Numerous studies along with anecdotal evidence over the years have demonstrated that people resist change for any number of reasons – comfort with the status quo, fear of what will happen to their job, concern about whether the change is really necessary or will do any good.

Why is that? That subject is too big for this blog post but there are a myriad of reasons why change is frightening to people:

  • What does this mean for me and/or my job?
  • Every time we have a change, it just means more paperwork
  • There’s always a new flavor-of-the-month we have to learn. Agile will fall by the wayside too

So the reaction to change isn’t just because people don’t like it, there’s also an emotional component. According to one study, “directed change is driven from the top of the organization, relies on authority and compliance, and focuses on coping with people’s emotional reactions to change.”1

  1. Misunderstanding or subverting the process

I went to an Agile networking session a short while back. It was clear to me that a lot of people in the room were new to Agile and were trying to get their arms around it.

As part of an exercise we were asked to do, I discussed the challenges of implementing Agile with a gentlemen from a manufacturing company. When he told me they were having trouble establishing the backlog of requirements, I asked him who the product owner was. He shrugged and said, “I guess I am.”

And that to me signifies much of the problem with Agile implementations that are currently ongoing. Someone either decides to use Agile or is directed to use it. But they learn a few key terms, maybe time-bound their work in sprints, never get any real training and then dive right in.

Agile is meant to be nimble, not chaotic. The fact that it’s not as process-driven as waterfall does not mean anarchy should be the order of the day. It has certain rules, guidelines, and precepts. Scrum has 17-page document of rules and guidelines which, based on anecdotal evidence alone, not too many people have read.2

By subverting the process, we mean that organizations try to bring command-and-control techniques to a process that does not work well with them. Asking Jen to become a Scrum Master because she “really knows how to crack the whip” is not what is called for. What Agile needs is a good facilitator who listens to people, knows how to remove impediments and can coach teams.
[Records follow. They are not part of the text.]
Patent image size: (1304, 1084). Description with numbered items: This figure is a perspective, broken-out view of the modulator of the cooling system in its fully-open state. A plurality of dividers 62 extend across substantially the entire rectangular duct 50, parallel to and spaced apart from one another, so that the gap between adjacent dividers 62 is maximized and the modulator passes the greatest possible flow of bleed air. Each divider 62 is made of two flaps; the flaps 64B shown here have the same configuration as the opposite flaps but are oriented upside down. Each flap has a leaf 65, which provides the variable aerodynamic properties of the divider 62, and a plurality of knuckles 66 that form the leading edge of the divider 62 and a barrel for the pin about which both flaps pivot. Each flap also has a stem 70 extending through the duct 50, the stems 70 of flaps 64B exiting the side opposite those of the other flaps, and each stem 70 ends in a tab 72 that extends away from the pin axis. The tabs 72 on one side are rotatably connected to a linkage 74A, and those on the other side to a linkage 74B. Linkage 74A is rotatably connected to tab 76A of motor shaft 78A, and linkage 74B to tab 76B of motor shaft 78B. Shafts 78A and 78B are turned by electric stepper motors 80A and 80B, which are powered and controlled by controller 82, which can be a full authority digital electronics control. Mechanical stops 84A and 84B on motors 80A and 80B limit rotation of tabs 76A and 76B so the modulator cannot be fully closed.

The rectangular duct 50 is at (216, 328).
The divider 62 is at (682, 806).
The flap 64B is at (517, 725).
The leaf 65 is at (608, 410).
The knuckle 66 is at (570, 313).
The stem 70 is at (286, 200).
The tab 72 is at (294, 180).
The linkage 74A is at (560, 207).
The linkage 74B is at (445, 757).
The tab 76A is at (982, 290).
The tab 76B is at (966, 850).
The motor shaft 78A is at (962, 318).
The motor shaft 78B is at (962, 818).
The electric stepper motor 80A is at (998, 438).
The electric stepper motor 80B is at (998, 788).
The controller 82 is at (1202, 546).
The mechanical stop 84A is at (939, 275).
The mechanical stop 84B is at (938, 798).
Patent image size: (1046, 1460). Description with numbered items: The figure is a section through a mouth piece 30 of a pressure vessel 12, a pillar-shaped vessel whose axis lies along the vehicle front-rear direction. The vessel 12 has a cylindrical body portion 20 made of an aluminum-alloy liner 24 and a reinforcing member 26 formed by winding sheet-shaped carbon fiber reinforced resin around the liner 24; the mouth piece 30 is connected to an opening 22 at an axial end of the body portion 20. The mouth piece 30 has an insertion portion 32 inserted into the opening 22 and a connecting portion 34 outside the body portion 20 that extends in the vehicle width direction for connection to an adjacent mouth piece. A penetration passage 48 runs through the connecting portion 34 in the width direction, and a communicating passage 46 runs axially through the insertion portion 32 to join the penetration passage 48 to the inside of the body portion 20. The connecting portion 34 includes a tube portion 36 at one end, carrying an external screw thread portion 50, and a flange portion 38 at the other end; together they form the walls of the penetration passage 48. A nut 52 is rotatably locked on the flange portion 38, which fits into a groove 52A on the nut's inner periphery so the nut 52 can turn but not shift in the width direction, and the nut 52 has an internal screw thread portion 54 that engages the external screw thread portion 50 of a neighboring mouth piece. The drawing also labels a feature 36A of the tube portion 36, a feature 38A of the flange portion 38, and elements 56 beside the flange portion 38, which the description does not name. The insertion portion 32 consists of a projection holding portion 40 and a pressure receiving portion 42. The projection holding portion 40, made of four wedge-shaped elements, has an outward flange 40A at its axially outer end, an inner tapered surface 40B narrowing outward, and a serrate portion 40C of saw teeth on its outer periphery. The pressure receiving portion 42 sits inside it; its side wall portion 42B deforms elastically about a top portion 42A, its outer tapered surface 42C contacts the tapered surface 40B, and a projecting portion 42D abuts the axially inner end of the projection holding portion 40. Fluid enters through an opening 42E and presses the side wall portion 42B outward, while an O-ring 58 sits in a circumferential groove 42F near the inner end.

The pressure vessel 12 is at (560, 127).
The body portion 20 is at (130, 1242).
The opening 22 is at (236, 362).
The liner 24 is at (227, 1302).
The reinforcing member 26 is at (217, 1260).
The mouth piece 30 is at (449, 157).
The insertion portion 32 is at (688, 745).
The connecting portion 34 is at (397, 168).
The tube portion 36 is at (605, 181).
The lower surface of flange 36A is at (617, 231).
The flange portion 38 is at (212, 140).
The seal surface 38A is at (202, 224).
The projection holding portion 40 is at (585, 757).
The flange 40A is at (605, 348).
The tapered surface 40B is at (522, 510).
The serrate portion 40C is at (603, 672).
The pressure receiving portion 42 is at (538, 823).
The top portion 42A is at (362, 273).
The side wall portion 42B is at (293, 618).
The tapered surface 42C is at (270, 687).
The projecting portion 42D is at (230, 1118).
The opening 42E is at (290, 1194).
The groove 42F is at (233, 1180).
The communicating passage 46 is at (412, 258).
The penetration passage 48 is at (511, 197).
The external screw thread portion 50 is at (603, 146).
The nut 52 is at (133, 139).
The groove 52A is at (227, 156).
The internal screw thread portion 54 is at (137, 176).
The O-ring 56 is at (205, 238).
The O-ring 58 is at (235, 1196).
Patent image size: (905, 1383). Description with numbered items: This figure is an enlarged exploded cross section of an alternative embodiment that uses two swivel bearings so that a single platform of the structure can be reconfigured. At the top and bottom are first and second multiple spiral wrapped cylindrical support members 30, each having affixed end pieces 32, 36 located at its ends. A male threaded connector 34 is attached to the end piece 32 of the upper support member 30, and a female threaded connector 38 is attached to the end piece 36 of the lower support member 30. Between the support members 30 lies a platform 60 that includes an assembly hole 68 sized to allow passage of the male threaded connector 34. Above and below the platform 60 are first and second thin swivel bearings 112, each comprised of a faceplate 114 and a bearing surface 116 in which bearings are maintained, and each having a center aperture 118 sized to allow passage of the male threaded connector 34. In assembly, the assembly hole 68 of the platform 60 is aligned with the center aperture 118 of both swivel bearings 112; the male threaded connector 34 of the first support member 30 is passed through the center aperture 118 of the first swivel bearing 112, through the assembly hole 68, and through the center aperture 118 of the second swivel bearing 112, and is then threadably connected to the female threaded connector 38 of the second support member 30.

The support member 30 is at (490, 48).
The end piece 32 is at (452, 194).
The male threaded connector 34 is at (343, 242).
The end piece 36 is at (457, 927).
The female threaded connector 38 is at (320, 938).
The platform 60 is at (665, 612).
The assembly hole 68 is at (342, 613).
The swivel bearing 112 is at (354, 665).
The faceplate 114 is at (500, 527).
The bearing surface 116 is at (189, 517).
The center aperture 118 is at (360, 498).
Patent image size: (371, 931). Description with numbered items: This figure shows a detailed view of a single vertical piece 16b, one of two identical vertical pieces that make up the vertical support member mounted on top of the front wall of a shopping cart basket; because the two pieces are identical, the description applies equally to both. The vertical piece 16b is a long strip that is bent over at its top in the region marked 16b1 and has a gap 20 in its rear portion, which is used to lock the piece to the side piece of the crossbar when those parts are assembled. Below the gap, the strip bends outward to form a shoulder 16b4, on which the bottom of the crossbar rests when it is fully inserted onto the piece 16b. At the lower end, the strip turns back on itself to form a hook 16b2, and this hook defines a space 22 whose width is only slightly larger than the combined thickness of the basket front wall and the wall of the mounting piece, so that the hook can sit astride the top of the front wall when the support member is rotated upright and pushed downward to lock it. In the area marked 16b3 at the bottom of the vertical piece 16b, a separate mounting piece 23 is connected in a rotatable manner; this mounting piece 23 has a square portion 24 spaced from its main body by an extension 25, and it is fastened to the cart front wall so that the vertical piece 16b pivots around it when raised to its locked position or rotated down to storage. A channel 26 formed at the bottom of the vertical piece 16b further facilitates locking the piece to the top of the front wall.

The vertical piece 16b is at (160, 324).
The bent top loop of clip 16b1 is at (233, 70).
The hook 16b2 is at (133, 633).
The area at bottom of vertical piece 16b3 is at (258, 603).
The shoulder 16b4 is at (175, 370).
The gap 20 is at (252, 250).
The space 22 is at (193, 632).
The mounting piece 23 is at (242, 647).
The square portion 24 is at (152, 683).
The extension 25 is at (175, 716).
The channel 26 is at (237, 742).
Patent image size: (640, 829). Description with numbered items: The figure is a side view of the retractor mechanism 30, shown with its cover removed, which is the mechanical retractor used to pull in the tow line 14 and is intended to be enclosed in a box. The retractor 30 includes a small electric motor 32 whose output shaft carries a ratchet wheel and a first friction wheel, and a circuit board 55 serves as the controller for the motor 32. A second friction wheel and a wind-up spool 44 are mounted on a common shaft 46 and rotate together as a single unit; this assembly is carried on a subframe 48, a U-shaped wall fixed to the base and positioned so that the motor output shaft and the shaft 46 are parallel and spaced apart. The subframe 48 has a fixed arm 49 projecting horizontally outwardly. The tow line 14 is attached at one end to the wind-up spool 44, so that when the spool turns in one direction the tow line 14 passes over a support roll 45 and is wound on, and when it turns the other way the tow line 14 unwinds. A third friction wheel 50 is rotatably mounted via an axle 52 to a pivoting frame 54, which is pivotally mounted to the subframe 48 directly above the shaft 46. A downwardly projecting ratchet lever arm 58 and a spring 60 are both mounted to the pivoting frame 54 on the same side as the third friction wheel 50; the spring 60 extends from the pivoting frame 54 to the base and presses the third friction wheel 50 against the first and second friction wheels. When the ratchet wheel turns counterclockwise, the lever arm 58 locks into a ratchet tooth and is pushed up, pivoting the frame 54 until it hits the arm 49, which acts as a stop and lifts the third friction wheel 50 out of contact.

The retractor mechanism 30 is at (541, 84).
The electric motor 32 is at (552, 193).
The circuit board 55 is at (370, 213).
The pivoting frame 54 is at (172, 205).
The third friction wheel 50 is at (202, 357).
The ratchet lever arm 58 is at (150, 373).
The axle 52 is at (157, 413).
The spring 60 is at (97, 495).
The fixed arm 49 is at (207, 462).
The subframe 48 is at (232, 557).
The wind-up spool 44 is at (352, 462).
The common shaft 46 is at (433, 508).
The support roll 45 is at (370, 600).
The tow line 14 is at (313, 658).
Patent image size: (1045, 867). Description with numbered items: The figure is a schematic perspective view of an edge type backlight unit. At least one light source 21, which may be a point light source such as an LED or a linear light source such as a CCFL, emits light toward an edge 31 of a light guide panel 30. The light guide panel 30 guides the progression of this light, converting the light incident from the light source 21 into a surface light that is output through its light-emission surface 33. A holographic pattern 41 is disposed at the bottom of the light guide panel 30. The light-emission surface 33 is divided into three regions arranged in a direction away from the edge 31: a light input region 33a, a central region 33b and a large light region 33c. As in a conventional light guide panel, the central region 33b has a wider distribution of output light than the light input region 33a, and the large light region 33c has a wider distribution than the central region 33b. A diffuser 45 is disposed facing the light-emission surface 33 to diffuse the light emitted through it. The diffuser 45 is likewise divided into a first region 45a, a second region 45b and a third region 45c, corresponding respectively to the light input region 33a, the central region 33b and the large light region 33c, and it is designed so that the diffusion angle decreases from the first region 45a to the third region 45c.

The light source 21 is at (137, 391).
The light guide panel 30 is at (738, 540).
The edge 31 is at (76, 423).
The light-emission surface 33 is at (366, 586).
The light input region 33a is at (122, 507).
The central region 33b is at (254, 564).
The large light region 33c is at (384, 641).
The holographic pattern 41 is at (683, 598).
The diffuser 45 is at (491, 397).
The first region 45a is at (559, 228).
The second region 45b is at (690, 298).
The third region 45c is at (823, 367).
So if you’re planning an Agile implementation, here are some ideas:

  • Realize that it’s all about change and bring in change agents to guide you through the process
  • Get an executive briefing and bring an Agile coach in to train the team
  • Run a pilot project of 4- 6 months. Don’t make it a “bet-the farm” project but be sure it has at least some importance to the company
  • Put a mixture of enthusiasts and even naysayers on the team. You are going to want to roll this out to the larger organization or enterprise and you need a laboratory of sorts to simulate what it’s like

The Agile Transformation is not something to be taken lightly. Like all new methods or processes, you can introduce it methodically and respect its guidelines or haphazardly. It’s clear that those companies that respect the process and use Agile for the right type of projects are starting to see benefits.

  1. Rethinking Organizational Change: Reframing the Challenge of Change Management. Kenneth Kerber, Anthony F. Buono. Organizational Development Journal. Fall 2005.
  2. The Scrum Guide. Ken Schwaber and Jeff Sutherland.

For further reading, I recommend this article, Scrum Master vs. Agile Coach: Why Successful Transformations Need Both. You can read it here.

2 Responses

  1. I think people get tied up in Guidelines and mistake them for Rules. By definition, they are meant to “guide” you. I like to call them guardrails. Every organization has its quirks and culture that require adaptation. That doesn’t mean you can’t be good at Agile, at ITIL, or whatever standard process your company is following.

    • Jim says:

      Sure. The problem I think is that some companies follow no guidelines. I had an email conversation with a student of mine. They were using almost none of the precepts of Agile. And yet management insisted on calling it that so they could say they were Agile. It’s almost like it’s become “hip” to be Agile but not everybody wants to do the actual hard work.